Cats really do love to scratch but while it’s great for them it’s not so good for you and your furniture. In fact, it can be downright frustrating - as much as you love your feline friend, the last thing you want is a frayed sofa or shredded curtains. Fortunately, there’s plenty you can do to encourage your cat away from your possessions and onto their own scratching post.
Why do cats scratch furniture and carpets?
As a human you might well wonder why your cat is constantly scratching, but for them it’s completely normal and there are several reasons why:
- Exposing new claws – Cats use their claws for hunting and climbing so it’s essential they keep them in good condition. Scratching is a natural way to remove old and worn claws to expose new sharp ones. If your cat has limited time outside, then they’ll do this grooming in your home
- Marking territory – Cats have scent glands between their paw pads so when they scratch, they leave a unique smell on the ground
- Habit – Some cats develop a habit of scratching indoors. They may like the texture of your curtains or carpet, or it may be a show of excitement before playtime
- Communication – Cats will scratch to communicate when other cats are around. It’s not always clear why they scratch more but it may be to mark their territory, or because of increased anxiety. If windows or doors are particularly damaged it could be because of the presence of another cat close by
- Boredom or attention seeking – Scratching might start accidentally – a frayed curtain, a loose piece of wallpaper which catches their eye – but it can also be a method to attract your attention
How to stop cats scratching furniture
Your cat’s going to scratch whether you want them to or not. It’s not so much a question of stopping them scratching, as encouraging them to scratch things you don’t mind being damaged.

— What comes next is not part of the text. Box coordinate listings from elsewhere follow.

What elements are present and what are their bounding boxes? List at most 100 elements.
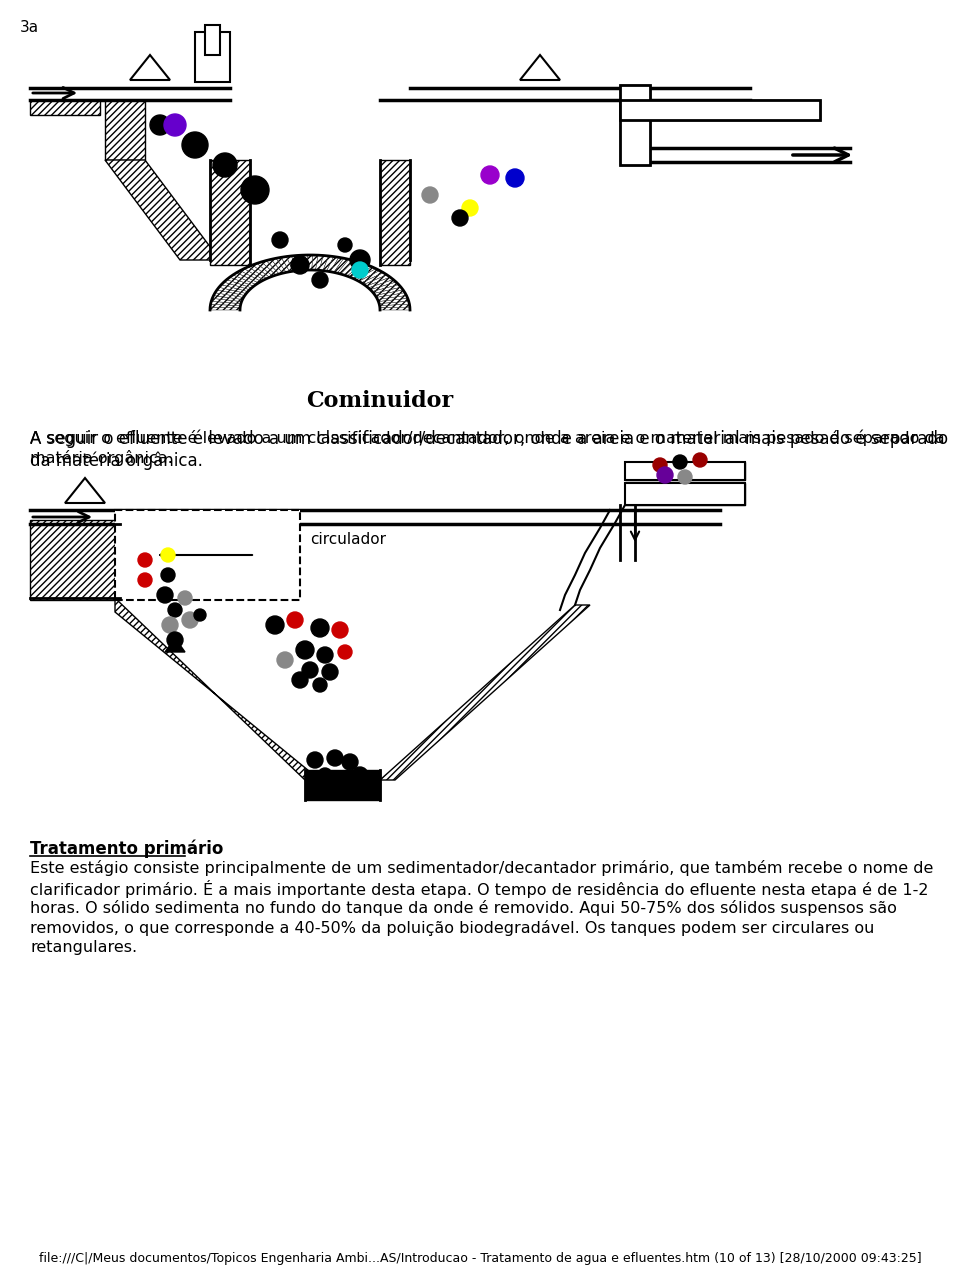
Bar xyxy=(195,32,230,82)
Polygon shape xyxy=(210,304,240,308)
Polygon shape xyxy=(257,262,276,276)
Circle shape xyxy=(302,662,318,678)
Circle shape xyxy=(311,619,329,637)
Polygon shape xyxy=(252,263,273,277)
Polygon shape xyxy=(297,255,304,271)
Bar xyxy=(625,462,745,479)
Text: retangulares.: retangulares. xyxy=(30,940,137,955)
Polygon shape xyxy=(316,255,324,271)
Circle shape xyxy=(213,153,237,177)
Bar xyxy=(620,100,820,121)
Circle shape xyxy=(287,612,303,628)
Polygon shape xyxy=(341,260,358,276)
Polygon shape xyxy=(334,258,348,273)
Circle shape xyxy=(164,114,186,136)
Polygon shape xyxy=(307,255,313,271)
Polygon shape xyxy=(376,292,406,300)
Circle shape xyxy=(481,165,499,185)
Bar xyxy=(620,100,820,121)
Text: removidos, o que corresponde a 40-50% da poluição biodegradável. Os tanques pode: removidos, o que corresponde a 40-50% da… xyxy=(30,920,875,936)
Circle shape xyxy=(693,453,707,467)
Polygon shape xyxy=(219,285,248,294)
Polygon shape xyxy=(229,274,256,286)
Bar xyxy=(30,520,120,600)
Polygon shape xyxy=(130,55,170,79)
Polygon shape xyxy=(211,299,242,304)
Circle shape xyxy=(338,645,352,659)
Polygon shape xyxy=(348,263,368,277)
Circle shape xyxy=(352,767,368,783)
Circle shape xyxy=(350,250,370,271)
Bar xyxy=(625,483,745,505)
Polygon shape xyxy=(276,258,290,272)
Text: circulador: circulador xyxy=(310,532,386,547)
Polygon shape xyxy=(312,255,318,271)
Circle shape xyxy=(182,132,208,158)
Polygon shape xyxy=(65,478,105,503)
Bar xyxy=(625,462,745,479)
Circle shape xyxy=(157,587,173,603)
Polygon shape xyxy=(378,299,409,304)
Circle shape xyxy=(296,641,314,659)
Polygon shape xyxy=(359,271,383,283)
Circle shape xyxy=(161,547,175,562)
Polygon shape xyxy=(165,638,185,653)
Polygon shape xyxy=(369,279,396,290)
Circle shape xyxy=(422,187,438,203)
Polygon shape xyxy=(372,285,401,294)
Polygon shape xyxy=(320,255,328,271)
Polygon shape xyxy=(375,290,405,297)
Polygon shape xyxy=(371,282,398,291)
Circle shape xyxy=(317,647,333,663)
Circle shape xyxy=(313,678,327,692)
Circle shape xyxy=(167,632,183,647)
Polygon shape xyxy=(286,256,297,271)
Polygon shape xyxy=(373,287,403,295)
Circle shape xyxy=(241,176,269,204)
Polygon shape xyxy=(361,273,387,285)
Polygon shape xyxy=(366,277,394,288)
Polygon shape xyxy=(379,301,409,305)
Text: horas. O sólido sedimenta no fundo do tanque da onde é removido. Aqui 50-75% dos: horas. O sólido sedimenta no fundo do ta… xyxy=(30,900,897,917)
Polygon shape xyxy=(302,255,308,271)
Polygon shape xyxy=(212,296,243,301)
Circle shape xyxy=(312,272,328,288)
Polygon shape xyxy=(380,605,590,779)
Polygon shape xyxy=(210,308,240,310)
Circle shape xyxy=(462,200,478,215)
Circle shape xyxy=(138,553,152,567)
Bar xyxy=(105,100,145,160)
Circle shape xyxy=(332,622,348,638)
Bar xyxy=(115,510,300,600)
Circle shape xyxy=(657,467,673,483)
Text: Tratamento primário: Tratamento primário xyxy=(30,840,224,859)
Polygon shape xyxy=(115,597,320,779)
Circle shape xyxy=(194,609,206,620)
Polygon shape xyxy=(520,55,560,79)
Polygon shape xyxy=(215,290,245,297)
Circle shape xyxy=(678,470,692,485)
Polygon shape xyxy=(244,267,267,279)
Polygon shape xyxy=(353,267,376,279)
Circle shape xyxy=(168,603,182,617)
Text: 3a: 3a xyxy=(20,21,39,35)
Polygon shape xyxy=(344,262,363,276)
Polygon shape xyxy=(330,258,344,272)
Circle shape xyxy=(338,238,352,253)
Polygon shape xyxy=(236,271,261,283)
Circle shape xyxy=(327,750,343,767)
Polygon shape xyxy=(210,301,241,305)
Polygon shape xyxy=(337,259,353,274)
Bar xyxy=(620,85,650,165)
Circle shape xyxy=(653,458,667,472)
Circle shape xyxy=(138,573,152,587)
Polygon shape xyxy=(271,258,286,273)
Polygon shape xyxy=(377,296,408,301)
Circle shape xyxy=(318,768,332,782)
Polygon shape xyxy=(213,292,244,300)
Polygon shape xyxy=(221,282,250,291)
Polygon shape xyxy=(323,256,334,271)
Text: matéria orgânica.: matéria orgânica. xyxy=(30,450,173,465)
Circle shape xyxy=(266,615,284,635)
Circle shape xyxy=(272,232,288,247)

- Choose a good scratching post – A scratching post is the perfect piece of furniture to let your cat scratch, particularly if they’re a house cat or they’ve developed the habit of scratching indoors. Ideally provide several different scratching posts, including natural wood where possible. Rubbing catnip on the surface can encourage your cat to use the post rather than another household object
- Exercise – Make sure your cat gets enough exercise. Give them a selection of toys and play with them for periods throughout the day to reduce boredom
- Help them feel secure – Often cats scratch because they feel insecure and you’ll need to identify what is making them anxious. This could be another cat, which can be particularly stressful for your pet if they’re coming into your home. Consider electronic cat flaps or let your cat in and out yourself. You can also rub their cheek or paws on furnishings to spread their scent and help them feel relaxed
How to stop cats scratching carpets
Some cats prefer horizontal scratching which is bad news for your flooring. Instead of scratching posts, lay mats around your home and put toys on top to encourage them to scratch there instead.

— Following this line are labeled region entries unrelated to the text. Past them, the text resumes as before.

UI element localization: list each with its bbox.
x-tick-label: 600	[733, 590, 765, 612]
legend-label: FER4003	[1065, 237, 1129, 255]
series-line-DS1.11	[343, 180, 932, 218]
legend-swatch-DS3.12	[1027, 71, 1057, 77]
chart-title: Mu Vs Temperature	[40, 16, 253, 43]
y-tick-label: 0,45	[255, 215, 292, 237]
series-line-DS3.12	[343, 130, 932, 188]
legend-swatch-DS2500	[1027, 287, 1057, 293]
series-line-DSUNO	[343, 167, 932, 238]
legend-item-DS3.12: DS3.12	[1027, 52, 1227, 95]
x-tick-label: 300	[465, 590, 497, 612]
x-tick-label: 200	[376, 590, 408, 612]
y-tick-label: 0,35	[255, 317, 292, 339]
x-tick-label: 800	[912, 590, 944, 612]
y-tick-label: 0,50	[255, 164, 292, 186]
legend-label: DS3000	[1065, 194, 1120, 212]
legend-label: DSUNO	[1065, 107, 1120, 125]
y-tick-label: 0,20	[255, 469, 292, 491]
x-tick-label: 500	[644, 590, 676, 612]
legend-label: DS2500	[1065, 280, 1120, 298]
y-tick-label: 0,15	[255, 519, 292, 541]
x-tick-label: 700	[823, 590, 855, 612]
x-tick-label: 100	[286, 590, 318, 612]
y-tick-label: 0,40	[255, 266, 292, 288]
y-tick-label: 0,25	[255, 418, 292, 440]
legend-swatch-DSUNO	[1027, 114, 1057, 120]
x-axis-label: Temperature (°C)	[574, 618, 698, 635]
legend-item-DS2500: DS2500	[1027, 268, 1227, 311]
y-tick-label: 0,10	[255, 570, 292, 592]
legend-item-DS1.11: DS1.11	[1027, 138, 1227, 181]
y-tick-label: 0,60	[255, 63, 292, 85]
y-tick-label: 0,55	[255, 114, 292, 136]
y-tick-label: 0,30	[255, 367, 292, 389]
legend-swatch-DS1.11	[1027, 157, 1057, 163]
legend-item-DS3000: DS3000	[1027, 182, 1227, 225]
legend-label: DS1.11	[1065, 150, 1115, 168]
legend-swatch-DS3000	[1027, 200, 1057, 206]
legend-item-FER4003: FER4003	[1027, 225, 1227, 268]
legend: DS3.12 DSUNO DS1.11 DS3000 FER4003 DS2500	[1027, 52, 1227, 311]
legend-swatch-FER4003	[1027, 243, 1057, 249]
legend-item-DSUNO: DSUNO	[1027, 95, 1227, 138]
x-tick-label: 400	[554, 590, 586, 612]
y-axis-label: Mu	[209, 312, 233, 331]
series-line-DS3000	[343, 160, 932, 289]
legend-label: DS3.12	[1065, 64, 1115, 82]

Tips to encourage your cat to use a scratching post
Your cat may ignore their new scratching post at first but with a few tweaks they’ll soon change their mind:
- Buy a good quality post that doesn’t wobble as this may put them off
- Make sure the post is tall enough so they can stretch all the way up
- Place the post in front of their favourite scratching spot to encourage them
- Rub their cheeks or paws on the post to spread their scent or transfer their scent using a towel or cloth
- Add other surfaces for them to scratch and make it interesting – think bark, fabric offcuts and bits of paper
How to keep cats calm and stress-free
Just like humans, cats can become stressed and unsettled – they may become more withdrawn, eat or drink less, pace more, hiss or growl, suffer disturbed sleep, react badly to people and of course, scratch more.
But there are things you can do to keep them calm such as give them space, handle them less if they’re not keen and take steps to keep out cat intruders. Make sure your cat has everything they need and prepare them for changes before they happen.
How to keep cats occupied
Cats love games so playing with them regularly will alleviate any boredom. Similarly, inventing new games for them or changing toys regularly can help. Create cubby holes and elevated spaces for your cats to hide in and even consider playing fetch with them using screwed up balls of paper or small toys – just like dogs, some cats love to retrieve items and bring them back to their owner.

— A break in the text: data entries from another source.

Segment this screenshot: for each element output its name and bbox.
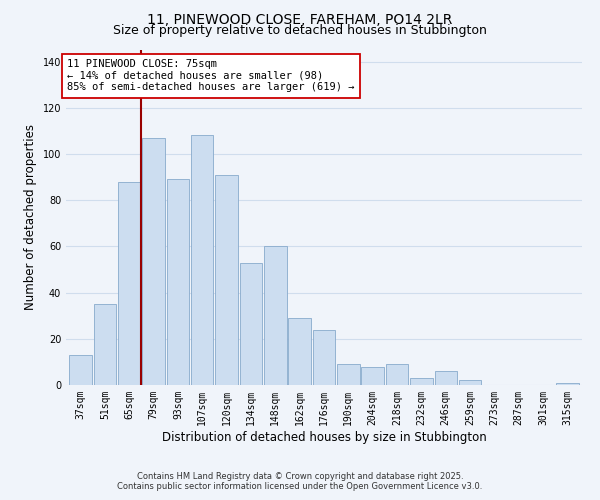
Y-axis label: Number of detached properties: Number of detached properties (24, 124, 37, 310)
Bar (313, 330, 335, 385)
Bar (410, 378, 433, 385)
Bar (361, 366, 384, 385)
Bar (434, 371, 457, 385)
Bar (191, 136, 214, 385)
Bar (264, 246, 287, 385)
Text: 11, PINEWOOD CLOSE, FAREHAM, PO14 2LR: 11, PINEWOOD CLOSE, FAREHAM, PO14 2LR (148, 12, 452, 26)
Bar (118, 182, 140, 385)
Text: Size of property relative to detached houses in Stubbington: Size of property relative to detached ho… (113, 24, 487, 37)
Bar (337, 364, 359, 385)
Bar (240, 262, 262, 385)
Bar (556, 382, 578, 385)
Bar (289, 318, 311, 385)
Text: Contains HM Land Registry data © Crown copyright and database right 2025.
Contai: Contains HM Land Registry data © Crown c… (118, 472, 482, 491)
Bar (386, 364, 408, 385)
Bar (142, 138, 165, 385)
Bar (215, 175, 238, 385)
Bar (70, 355, 92, 385)
Text: 11 PINEWOOD CLOSE: 75sqm
← 14% of detached houses are smaller (98)
85% of semi-d: 11 PINEWOOD CLOSE: 75sqm ← 14% of detach… (67, 59, 355, 92)
X-axis label: Distribution of detached houses by size in Stubbington: Distribution of detached houses by size … (161, 430, 487, 444)
Bar (94, 304, 116, 385)
Bar (459, 380, 481, 385)
Bar (167, 180, 189, 385)
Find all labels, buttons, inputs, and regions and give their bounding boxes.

What if my cat still won’t stop scratching the carpet or furniture?
Sometimes, no matter what you do a cat simply has their favourite spot. You can try washing the scratched area to remove as much smell as possible. A mild detergent might be enough to create a scent they really don’t like. Cats aren’t immune to a spot of bribery either so you can encourage them to use a scratching post instead with some carefully timed treats.
What to do if you spot changes in your cat’s scratching behaviour
Your cat’s behaviour may change if they’re feeling anxious or stressed so you’ll need to identify what’s upsetting them. Look at their environment – has there been a change in daily routine, have you introduced a new pet, have you bought new furniture, is there another cat in the area? These are all things which might trigger a change in behaviour and you’ll need to address them to reduce the level of scratching:
- Create a daily routine
- Increase play times
- Add interesting items to reduce boredom
- Use anti-scent sprays if necessary
If your cat still won’t stop scratching, consider a trip to the vet to look for any underlying causes.